At this point my coworker is like, “You have to kick him out. He can’t just be in here.” I’m like, “I was trying to be nice and hoped he would get the hint. But, you’re right.” So when he strolled back in 20 minutes later I asked him point blank, “Are you going to buy anything?” He looked startled. But, he looked around for a quick second and then said he’s come back for something for his mom before exiting the store.

The moral to the story here is that if someone’s making you uncomfortable or getting in the way of you doing your job, don’t be afraid to be blunt with them. Don’t be afraid to tell them to leave or call security. I could have ended that whole exchange earlier, if I wasn’t so nice. It’s OK to think about yourself in situations that make you uncomfortable. You don’t have to bend over over backwards for a creepy customer, because you need to deliver excellent customer service to everyone. You are the most important person in your life, so act like it.

8 Hours in Retail: I Found a Bag of Pee Once


Retail. Whether you’re flipping burgers or folding a mountain of polos, you’re in the business of dealing with customers. Most customers are standard, they’ll be in and out with little to no fuss. Then there are the select few who come out of nowhere just to create havoc in your work environment. From messing up the store to cussing you out, you hate them and they know it. And, then there are those customers who do or say the craziest things that’ll either have you giggling fondling in remembrance or rolling your eyes in annoyance at their stupidity. This segment will explore a little bit of all of the above. Now let’s get to how I found that bag of pee.

It was a typical late summer day in 2012. I was working at a trendy resale shop at the time in a faux bougie area in Chicago. Most of the customers wore Lululemon workout apparel or Tory Burch with a Michael Kors or Marc Jacobs bag, but walked around like they were wearing head to toe current season Alexander Wang with a Birkin bag on their arm.

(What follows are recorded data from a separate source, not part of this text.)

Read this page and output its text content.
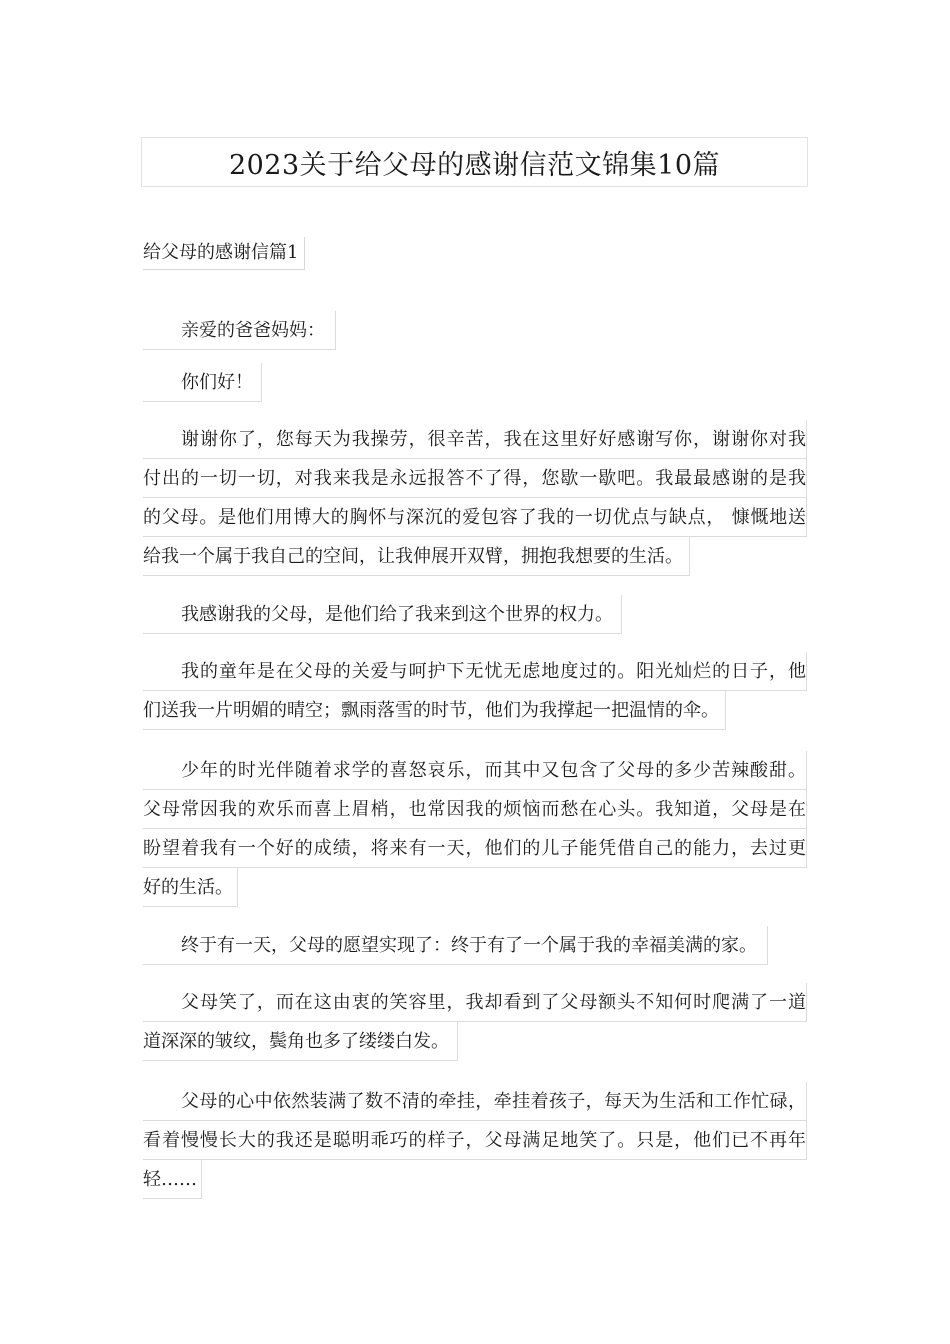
2023关于给父母的感谢信范文锦集10篇
给父母的感谢信篇1
亲爱的爸爸妈妈：
你们好！
谢谢你了，您每天为我操劳，很辛苦，我在这里好好感谢写你，谢谢你对我
付出的一切一切，对我来我是永远报答不了得，您歇一歇吧。我最最感谢的是我
的父母。是他们用博大的胸怀与深沉的爱包容了我的一切优点与缺点， 慷慨地送
给我一个属于我自己的空间，让我伸展开双臂，拥抱我想要的生活。
我感谢我的父母，是他们给了我来到这个世界的权力。
我的童年是在父母的关爱与呵护下无忧无虑地度过的。阳光灿烂的日子，他
们送我一片明媚的晴空；飘雨落雪的时节，他们为我撑起一把温情的伞。
少年的时光伴随着求学的喜怒哀乐，而其中又包含了父母的多少苦辣酸甜。
父母常因我的欢乐而喜上眉梢，也常因我的烦恼而愁在心头。我知道，父母是在
盼望着我有一个好的成绩，将来有一天，他们的儿子能凭借自己的能力，去过更
好的生活。
终于有一天，父母的愿望实现了：终于有了一个属于我的幸福美满的家。
父母笑了，而在这由衷的笑容里，我却看到了父母额头不知何时爬满了一道
道深深的皱纹，鬓角也多了缕缕白发。
父母的心中依然装满了数不清的牵挂，牵挂着孩子，每天为生活和工作忙碌，
看着慢慢长大的我还是聪明乖巧的样子，父母满足地笑了。只是，他们已不再年
轻……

You could feel the entitlement emanating off some of these folks.

Anyway, I was working the fitting rooms that day. I went back to do my usual fitting room check, closing doors and making sure no one left any clothing or sensors behind, when I see it. A plastic bag with this liquid inside siting in the corner of one the stalls. I take a closer look. The liquid appeared to be a clear, pale yellowish color. I was taken aback. I remember just staring at it, trying to figure out what it was, why it was there, and who left this? Who carried around a bag of mysterious liquid? I couldn’t wrap my mind around it, but at least it wasn’t all over the fitting room floor. There had been a pickle juice incident a month or two prior, so I lucked out.

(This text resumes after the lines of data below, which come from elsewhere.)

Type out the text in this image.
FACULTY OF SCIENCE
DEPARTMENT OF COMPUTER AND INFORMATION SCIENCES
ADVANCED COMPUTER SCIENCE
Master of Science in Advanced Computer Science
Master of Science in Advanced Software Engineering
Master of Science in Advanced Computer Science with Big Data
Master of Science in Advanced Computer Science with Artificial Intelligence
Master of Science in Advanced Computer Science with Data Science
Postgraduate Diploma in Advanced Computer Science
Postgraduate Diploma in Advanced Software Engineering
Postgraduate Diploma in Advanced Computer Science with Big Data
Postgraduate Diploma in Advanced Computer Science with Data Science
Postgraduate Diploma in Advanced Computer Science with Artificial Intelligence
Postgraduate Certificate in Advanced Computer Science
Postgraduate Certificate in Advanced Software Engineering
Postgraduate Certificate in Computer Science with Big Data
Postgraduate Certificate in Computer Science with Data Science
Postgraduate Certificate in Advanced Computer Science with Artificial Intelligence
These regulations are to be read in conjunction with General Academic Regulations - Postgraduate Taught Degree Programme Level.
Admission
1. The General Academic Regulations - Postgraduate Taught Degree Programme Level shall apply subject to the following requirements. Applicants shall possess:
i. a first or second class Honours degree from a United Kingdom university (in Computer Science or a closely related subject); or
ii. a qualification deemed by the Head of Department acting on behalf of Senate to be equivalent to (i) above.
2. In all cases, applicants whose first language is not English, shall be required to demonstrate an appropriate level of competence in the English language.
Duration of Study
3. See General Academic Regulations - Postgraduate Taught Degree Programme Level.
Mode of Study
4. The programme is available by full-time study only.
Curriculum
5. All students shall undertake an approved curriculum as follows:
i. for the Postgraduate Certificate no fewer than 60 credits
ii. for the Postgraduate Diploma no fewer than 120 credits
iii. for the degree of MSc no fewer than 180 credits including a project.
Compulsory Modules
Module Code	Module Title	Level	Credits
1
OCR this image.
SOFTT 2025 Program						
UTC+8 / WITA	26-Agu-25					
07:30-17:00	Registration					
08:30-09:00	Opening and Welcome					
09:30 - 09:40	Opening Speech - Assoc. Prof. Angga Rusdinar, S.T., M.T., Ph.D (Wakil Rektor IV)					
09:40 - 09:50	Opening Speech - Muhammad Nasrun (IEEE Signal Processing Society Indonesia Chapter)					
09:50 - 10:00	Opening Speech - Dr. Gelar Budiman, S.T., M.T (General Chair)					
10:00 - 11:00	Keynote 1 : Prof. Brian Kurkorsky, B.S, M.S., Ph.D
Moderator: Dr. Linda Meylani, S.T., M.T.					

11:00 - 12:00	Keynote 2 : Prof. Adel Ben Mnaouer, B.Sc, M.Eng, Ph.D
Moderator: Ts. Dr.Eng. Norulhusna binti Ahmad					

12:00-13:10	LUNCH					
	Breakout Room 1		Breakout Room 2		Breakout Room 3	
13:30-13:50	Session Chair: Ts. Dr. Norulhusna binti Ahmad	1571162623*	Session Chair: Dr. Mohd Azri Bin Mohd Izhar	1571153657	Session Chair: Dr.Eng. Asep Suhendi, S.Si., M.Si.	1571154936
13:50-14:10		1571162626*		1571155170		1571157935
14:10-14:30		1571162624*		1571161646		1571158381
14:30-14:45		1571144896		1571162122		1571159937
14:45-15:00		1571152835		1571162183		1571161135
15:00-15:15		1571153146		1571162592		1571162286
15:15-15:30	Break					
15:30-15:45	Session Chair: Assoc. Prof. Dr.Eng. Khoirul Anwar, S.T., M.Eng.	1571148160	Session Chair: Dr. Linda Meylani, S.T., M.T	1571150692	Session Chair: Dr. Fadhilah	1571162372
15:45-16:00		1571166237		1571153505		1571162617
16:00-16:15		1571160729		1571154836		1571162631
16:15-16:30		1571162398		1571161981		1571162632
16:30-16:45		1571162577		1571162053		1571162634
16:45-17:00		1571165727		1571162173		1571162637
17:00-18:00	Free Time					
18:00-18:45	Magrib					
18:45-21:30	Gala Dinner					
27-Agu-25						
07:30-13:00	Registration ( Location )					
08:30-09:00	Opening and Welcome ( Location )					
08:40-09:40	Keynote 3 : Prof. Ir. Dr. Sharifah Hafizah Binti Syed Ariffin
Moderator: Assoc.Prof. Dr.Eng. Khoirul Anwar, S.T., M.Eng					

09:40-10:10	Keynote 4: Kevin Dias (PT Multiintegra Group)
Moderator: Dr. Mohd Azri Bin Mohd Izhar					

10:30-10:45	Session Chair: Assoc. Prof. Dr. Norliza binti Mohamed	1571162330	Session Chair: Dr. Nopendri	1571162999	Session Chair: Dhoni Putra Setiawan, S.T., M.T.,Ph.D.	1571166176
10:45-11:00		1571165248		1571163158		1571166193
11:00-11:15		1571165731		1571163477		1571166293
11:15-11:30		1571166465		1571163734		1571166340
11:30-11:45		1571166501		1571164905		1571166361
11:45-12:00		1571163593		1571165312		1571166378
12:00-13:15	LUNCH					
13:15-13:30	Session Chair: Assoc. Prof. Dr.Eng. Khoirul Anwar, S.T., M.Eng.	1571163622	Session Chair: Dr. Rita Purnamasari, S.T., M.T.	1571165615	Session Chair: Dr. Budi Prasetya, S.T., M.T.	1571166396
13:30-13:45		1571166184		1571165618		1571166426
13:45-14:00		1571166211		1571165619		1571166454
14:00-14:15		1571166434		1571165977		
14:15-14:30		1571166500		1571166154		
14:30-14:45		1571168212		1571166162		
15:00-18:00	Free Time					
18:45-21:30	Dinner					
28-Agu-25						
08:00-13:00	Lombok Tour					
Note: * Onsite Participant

I grabbed a paper towel, picked it up, and went show it to two of my managers in the back room. I’m like, “Look what I found.” Their response was to bust out laughing. Hilarity and dramatics ensue from that point forward. One of my managers paraded it around to everyone working that day. She called people from the front of the store to the back just to look at it and laugh hysterically. Oh, the fun we used to have back then. The bag of pee has since been immortalized in a photo taken from that managers Facebook page, with the caption “In case you’re confused, that is a bag of urine found in the fitting rooms at work. In case you’re still confused, we’re on the same page.”

That’s not the last weird item I’ve found working at that store, but it’s the most memorable and least disgusting bodily fluid story I have.